Oviedo, José A. ORDÓÑEZ
Los grandes proyectos de infraestructuras para Asturias que no tienen una consignación presupuestaria clara ni un grado de avance que permita garantizar su ejecución, y que, por tanto, corren el riesgo de quedar paralizados por los recortes anunciados por el Gobierno central superan los 2.200 millones de euros de inversión, de acuerdo a los cálculos previos facilitados por las administraciones.
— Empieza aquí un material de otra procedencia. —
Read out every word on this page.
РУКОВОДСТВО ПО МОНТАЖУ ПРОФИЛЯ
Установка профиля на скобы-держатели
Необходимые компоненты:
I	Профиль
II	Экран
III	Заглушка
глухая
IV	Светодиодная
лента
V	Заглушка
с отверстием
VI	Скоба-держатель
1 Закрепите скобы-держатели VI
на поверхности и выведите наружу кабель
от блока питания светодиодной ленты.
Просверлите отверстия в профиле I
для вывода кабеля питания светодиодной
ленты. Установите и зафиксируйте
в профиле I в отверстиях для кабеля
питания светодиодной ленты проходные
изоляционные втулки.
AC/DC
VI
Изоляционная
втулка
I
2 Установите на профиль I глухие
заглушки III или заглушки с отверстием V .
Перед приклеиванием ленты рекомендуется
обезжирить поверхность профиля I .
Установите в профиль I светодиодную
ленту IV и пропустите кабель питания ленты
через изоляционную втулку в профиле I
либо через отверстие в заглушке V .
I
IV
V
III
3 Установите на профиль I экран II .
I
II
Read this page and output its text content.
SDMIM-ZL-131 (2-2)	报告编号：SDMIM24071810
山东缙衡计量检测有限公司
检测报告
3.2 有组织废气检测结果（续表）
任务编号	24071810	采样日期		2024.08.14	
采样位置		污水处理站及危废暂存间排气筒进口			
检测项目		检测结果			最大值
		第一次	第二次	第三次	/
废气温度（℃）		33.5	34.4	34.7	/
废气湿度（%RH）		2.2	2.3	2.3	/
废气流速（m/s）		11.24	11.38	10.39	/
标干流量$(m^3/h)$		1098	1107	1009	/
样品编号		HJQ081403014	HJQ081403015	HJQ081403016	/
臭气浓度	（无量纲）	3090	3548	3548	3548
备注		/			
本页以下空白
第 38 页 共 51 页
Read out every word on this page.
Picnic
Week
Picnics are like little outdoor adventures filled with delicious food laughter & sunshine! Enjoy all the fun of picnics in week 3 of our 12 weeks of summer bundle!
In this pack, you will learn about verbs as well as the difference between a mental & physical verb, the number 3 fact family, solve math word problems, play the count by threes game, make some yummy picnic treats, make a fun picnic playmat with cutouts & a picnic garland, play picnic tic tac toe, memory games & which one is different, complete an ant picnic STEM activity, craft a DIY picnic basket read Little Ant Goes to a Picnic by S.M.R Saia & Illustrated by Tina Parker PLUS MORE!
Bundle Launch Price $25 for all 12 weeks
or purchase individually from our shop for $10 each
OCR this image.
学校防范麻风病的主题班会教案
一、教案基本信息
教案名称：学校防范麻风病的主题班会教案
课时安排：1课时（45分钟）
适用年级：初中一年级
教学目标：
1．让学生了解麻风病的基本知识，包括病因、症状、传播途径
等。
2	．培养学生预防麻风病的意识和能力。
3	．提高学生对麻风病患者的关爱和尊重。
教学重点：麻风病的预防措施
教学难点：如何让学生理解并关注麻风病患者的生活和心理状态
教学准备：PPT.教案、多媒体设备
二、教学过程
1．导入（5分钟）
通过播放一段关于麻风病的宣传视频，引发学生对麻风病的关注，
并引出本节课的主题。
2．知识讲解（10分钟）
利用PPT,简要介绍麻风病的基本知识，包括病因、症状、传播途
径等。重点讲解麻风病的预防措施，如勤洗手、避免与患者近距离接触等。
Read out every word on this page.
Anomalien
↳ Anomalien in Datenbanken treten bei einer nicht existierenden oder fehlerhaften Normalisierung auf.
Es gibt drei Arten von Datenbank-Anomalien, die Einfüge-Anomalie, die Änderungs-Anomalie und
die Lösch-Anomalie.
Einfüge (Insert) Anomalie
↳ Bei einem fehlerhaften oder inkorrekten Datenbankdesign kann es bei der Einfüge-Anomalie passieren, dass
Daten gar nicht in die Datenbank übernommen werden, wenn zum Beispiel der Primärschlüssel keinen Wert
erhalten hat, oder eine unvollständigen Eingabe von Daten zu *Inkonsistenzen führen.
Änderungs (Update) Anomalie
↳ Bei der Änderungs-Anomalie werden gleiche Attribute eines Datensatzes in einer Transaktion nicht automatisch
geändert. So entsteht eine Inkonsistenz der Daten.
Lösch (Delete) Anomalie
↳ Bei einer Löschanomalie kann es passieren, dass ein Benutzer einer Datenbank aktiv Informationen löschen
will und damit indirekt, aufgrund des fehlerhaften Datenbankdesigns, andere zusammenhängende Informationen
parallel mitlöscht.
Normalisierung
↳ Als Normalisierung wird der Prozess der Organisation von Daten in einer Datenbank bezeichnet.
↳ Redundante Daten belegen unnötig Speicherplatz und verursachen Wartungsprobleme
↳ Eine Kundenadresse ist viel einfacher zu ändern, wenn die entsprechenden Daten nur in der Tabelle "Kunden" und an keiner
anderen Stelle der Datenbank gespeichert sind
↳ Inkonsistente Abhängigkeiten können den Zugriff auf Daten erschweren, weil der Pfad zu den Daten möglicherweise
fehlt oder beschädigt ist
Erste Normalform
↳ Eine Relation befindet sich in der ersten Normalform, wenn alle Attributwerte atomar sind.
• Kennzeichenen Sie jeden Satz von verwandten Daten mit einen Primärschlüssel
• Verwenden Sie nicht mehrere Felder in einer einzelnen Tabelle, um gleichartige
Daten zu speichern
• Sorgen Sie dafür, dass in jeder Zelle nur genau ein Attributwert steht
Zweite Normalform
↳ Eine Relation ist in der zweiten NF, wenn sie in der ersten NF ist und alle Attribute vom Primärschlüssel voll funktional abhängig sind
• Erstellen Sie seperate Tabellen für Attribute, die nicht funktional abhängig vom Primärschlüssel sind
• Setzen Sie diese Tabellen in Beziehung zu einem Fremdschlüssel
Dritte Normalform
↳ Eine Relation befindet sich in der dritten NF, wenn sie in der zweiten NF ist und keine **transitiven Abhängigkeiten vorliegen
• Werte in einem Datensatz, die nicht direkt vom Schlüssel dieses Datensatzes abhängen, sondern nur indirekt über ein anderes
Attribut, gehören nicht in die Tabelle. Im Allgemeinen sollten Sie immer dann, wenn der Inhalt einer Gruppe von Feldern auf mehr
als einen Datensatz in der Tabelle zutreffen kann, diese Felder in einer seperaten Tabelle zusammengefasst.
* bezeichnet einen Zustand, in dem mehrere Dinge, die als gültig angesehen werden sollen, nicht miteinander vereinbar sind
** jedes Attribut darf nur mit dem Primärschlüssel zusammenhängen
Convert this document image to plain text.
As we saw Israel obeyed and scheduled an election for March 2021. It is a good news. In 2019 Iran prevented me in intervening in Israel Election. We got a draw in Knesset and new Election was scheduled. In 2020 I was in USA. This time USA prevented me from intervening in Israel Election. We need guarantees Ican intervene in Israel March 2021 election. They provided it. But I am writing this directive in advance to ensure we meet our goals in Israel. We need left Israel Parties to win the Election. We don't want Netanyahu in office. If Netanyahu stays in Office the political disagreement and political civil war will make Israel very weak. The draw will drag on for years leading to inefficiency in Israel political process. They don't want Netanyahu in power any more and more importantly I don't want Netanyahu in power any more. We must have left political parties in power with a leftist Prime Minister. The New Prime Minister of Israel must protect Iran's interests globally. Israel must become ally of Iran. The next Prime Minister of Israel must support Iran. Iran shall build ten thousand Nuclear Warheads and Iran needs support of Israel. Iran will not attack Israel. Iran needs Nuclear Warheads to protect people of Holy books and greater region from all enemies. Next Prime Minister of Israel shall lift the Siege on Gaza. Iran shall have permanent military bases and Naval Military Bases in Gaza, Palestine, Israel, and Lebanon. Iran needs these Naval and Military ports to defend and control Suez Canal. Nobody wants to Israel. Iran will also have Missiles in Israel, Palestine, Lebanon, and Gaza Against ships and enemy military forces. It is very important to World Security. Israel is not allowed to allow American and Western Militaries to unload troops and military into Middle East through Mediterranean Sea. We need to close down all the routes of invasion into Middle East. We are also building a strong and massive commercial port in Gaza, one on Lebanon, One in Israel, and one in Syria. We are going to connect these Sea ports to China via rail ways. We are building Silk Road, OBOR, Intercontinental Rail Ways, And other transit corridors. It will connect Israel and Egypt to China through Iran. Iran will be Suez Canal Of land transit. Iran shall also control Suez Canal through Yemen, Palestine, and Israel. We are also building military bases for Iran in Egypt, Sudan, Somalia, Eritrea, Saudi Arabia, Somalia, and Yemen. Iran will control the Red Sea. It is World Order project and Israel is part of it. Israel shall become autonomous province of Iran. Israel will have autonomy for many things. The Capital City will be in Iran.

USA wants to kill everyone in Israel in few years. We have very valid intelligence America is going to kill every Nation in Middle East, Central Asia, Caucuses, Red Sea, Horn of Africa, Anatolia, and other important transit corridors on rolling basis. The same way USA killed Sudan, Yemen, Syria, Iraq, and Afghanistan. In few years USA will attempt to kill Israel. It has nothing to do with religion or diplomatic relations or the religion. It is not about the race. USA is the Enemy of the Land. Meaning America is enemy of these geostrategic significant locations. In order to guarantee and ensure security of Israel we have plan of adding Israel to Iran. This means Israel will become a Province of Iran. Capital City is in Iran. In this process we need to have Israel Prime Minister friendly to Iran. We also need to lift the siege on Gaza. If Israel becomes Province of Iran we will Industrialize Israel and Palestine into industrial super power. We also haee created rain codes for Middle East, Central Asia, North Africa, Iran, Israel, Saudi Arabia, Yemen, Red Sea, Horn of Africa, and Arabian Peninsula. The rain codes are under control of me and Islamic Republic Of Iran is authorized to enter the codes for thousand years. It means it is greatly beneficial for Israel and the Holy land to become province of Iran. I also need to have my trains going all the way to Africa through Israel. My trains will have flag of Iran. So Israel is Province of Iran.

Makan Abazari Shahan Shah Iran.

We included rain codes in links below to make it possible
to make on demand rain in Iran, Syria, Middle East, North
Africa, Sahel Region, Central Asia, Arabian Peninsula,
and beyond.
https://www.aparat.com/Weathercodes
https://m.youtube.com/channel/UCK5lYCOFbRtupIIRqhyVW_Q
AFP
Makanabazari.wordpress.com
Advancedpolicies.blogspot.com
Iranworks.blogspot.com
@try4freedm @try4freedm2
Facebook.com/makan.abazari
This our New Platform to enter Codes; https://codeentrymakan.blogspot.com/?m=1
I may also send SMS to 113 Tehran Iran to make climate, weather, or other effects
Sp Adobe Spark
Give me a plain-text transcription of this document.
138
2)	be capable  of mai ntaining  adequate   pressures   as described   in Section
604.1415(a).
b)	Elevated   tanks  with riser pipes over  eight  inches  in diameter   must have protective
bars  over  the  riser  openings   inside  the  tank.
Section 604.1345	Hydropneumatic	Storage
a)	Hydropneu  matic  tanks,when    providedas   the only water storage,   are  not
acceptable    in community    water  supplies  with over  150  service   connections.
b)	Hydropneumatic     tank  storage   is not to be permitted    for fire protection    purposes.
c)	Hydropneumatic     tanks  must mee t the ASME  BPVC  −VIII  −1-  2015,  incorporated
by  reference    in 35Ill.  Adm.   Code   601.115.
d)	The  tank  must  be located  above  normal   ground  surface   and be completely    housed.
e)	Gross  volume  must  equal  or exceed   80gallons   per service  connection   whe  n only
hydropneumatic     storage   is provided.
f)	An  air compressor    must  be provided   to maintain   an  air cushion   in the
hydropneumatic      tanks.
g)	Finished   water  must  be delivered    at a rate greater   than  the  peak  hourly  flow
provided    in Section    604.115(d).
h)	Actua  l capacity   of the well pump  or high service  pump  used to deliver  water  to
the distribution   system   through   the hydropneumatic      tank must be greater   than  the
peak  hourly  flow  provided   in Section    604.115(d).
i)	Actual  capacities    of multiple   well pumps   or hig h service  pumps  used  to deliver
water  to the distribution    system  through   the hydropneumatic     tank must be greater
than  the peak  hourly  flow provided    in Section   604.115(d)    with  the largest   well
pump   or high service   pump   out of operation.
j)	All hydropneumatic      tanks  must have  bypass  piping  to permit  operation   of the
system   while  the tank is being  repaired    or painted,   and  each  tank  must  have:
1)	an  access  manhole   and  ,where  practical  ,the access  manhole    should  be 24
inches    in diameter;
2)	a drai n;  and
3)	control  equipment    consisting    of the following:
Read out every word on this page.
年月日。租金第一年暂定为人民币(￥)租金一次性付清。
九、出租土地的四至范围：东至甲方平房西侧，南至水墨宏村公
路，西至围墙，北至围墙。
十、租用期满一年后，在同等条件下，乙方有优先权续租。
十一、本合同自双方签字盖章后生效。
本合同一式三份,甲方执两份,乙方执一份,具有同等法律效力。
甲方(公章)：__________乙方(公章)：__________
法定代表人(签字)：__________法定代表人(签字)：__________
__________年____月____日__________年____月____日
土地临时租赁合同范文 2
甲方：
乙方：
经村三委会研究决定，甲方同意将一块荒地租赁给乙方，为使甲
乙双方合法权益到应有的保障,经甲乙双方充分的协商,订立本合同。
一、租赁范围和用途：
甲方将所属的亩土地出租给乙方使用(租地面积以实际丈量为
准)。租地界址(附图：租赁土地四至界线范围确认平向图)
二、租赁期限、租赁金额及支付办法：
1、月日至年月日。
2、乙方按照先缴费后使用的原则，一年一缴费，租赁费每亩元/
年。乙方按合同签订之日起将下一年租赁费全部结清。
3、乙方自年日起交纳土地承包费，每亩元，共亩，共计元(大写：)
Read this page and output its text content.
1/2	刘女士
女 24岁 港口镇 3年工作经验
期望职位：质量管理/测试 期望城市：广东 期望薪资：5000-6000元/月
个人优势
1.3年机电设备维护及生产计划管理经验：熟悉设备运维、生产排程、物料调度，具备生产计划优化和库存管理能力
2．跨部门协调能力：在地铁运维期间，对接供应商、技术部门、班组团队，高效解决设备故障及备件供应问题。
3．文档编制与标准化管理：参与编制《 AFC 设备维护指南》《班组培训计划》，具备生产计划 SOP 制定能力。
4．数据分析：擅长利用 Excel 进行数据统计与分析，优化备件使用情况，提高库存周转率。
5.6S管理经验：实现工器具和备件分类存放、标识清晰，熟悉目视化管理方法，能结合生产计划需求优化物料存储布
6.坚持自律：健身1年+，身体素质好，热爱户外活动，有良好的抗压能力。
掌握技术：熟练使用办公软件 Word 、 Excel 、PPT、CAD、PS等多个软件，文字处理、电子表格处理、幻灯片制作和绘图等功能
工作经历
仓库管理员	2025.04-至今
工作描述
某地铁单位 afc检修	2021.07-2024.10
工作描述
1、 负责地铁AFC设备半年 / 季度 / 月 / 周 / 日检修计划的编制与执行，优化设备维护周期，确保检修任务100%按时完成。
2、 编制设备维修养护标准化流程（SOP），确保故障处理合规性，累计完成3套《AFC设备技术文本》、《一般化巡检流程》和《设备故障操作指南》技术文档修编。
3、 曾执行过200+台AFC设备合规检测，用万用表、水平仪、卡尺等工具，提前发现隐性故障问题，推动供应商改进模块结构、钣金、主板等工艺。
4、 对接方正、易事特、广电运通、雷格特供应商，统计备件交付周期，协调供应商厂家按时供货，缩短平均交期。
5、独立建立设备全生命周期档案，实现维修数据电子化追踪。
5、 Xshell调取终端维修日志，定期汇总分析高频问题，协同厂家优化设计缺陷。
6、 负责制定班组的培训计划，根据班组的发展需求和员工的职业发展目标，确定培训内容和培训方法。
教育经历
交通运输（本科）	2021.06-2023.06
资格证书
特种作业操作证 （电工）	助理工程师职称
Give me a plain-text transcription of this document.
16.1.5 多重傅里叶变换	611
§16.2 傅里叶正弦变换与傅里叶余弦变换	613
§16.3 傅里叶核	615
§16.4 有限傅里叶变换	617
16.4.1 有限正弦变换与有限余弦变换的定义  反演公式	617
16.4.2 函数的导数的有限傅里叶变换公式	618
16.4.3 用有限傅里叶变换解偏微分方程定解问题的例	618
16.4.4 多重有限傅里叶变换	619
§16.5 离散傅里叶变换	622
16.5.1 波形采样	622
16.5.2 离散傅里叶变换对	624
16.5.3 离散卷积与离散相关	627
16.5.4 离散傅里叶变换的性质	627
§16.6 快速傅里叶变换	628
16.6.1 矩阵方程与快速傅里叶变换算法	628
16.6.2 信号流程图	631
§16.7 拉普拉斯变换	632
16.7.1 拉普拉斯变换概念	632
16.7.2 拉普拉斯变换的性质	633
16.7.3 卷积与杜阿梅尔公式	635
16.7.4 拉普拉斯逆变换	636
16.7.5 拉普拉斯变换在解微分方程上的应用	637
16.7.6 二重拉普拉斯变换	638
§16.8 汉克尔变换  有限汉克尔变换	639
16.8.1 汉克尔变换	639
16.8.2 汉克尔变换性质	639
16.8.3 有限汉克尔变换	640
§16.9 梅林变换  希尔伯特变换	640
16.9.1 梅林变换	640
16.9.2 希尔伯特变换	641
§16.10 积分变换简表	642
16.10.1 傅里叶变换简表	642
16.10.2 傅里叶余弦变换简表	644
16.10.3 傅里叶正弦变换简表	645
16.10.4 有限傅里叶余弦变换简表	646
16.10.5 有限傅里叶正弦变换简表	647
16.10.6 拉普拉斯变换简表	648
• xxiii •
Entre esas actuaciones que se podrían ver afectadas por los ajustes económicos derivados de la actual crisis -alguna de las cuales corresponderá a la región, según han reconocido fuentes ministeriales- destaca la línea de Alta Velocidad entre Pola de Lena y Gijón, continuación de la Variante de Pajares, que, de acuerdo a lo previsto, supondrá un gasto de 1.500 millones.
Tras un informe previo que realizó durante más de un año una consultora de Madrid, Fomento debería de adjudicar en breve el estudio informativo del AVE Lena-Gijón. Pese a que el corredor ya está decidido, la empresa redactora dispondrá de otros 24 meses para cerrar el estudio, en el que, según fuentes de Fomento, también se analizará la viabilidad medioambiental de la iniciativa.
De esta forma, el documento no estará listo hasta 2012, momento en el que se podrá encargar la redacción de los proyectos de una obra complicada que, de acuerdo a lo anunciado por el ministro José Blanco, estará lista en 2015. Varios especialistas han alertado de que el plazo está muy ajustado y, además, apuntan que los dos años para la redacción del estudio conforman un plazo demasiado largo que, a su juicio, tendría como objetivo retrasar la inversión. Fomento ha negado tajantemente cualquier interés por demorar el proyecto y asegura que ese período de dos años es normal en una obra como ésta.
Otro de los proyectos que queda en el aire, dada su situación actual, es la construcción de una vía rápida entre La Espina y Ponferrada, continuación hacia tierras leonesas de la autovía de Oviedo a La Espina, que sigue en ejecución y que, si no hay nuevos retrasos, estará operativa en su integridad para 2011, una vez que culminen los tramos Grado-Doriga, Salas-La Espina, Cornellana-Salas y Doriga-Cornellana, aún pendientes.
La nueva vía de comunicación interprovincial, compromiso personal de José Luis Rodríguez Zapatero, también cuenta con el respaldo de los ejecutivos autonómicos de Castilla y León y de Asturias. Sin embargo, la consignación en los Presupuestos Generales es de poco más de 600.000 euros, por mucho que el presidente del Principado, Vicente Álvarez Areces, haya incluido el túnel del Rañadoiro, recientemente inaugurado, dentro de las actuaciones para la conexión con Ponferrada. En ese mismo acto, el jefe del Ejecutivo reconoció que se trata de una obra complicada desde el punto de vista medioambiental y que se construirá doble calzada donde sea posible.
Dejando a un lado el AVE del Cantábrico, una actuación que paralizó la ex ministra Magdalena Álvarez al no contarla entre sus prioridades, el tercer gran proyecto que podría engrosar el paquete de esas actuaciones es el túnel del Fitu, la alternativa a aquella autovía del Sella -Cangas de Onís, Arriondas y Ribadesella- que planteó Francisco Álvarez-Cascos en sus tiempos al frente de Fomento. José Blanco se comprometió ante Vicente Álvarez Areces, en una reunión que mantuvieron el pasado verano en Madrid, a que el Gobierno central sufragaría en su integridad los 200 millones en que se calculó el coste del paso subterráneo. Es más, tras aquel acto se anunció la firma de un convenio de financiación entre las administraciones autonómica y central del que no se ha vuelto a tener noticia.
El resto de actuaciones, entre ellas la conclusión de la Autovía del Cantábrico, prevista para 2011, o el superpuerto de El Musel, que culminará a finales de este año, tienen el presupuesto asegurado.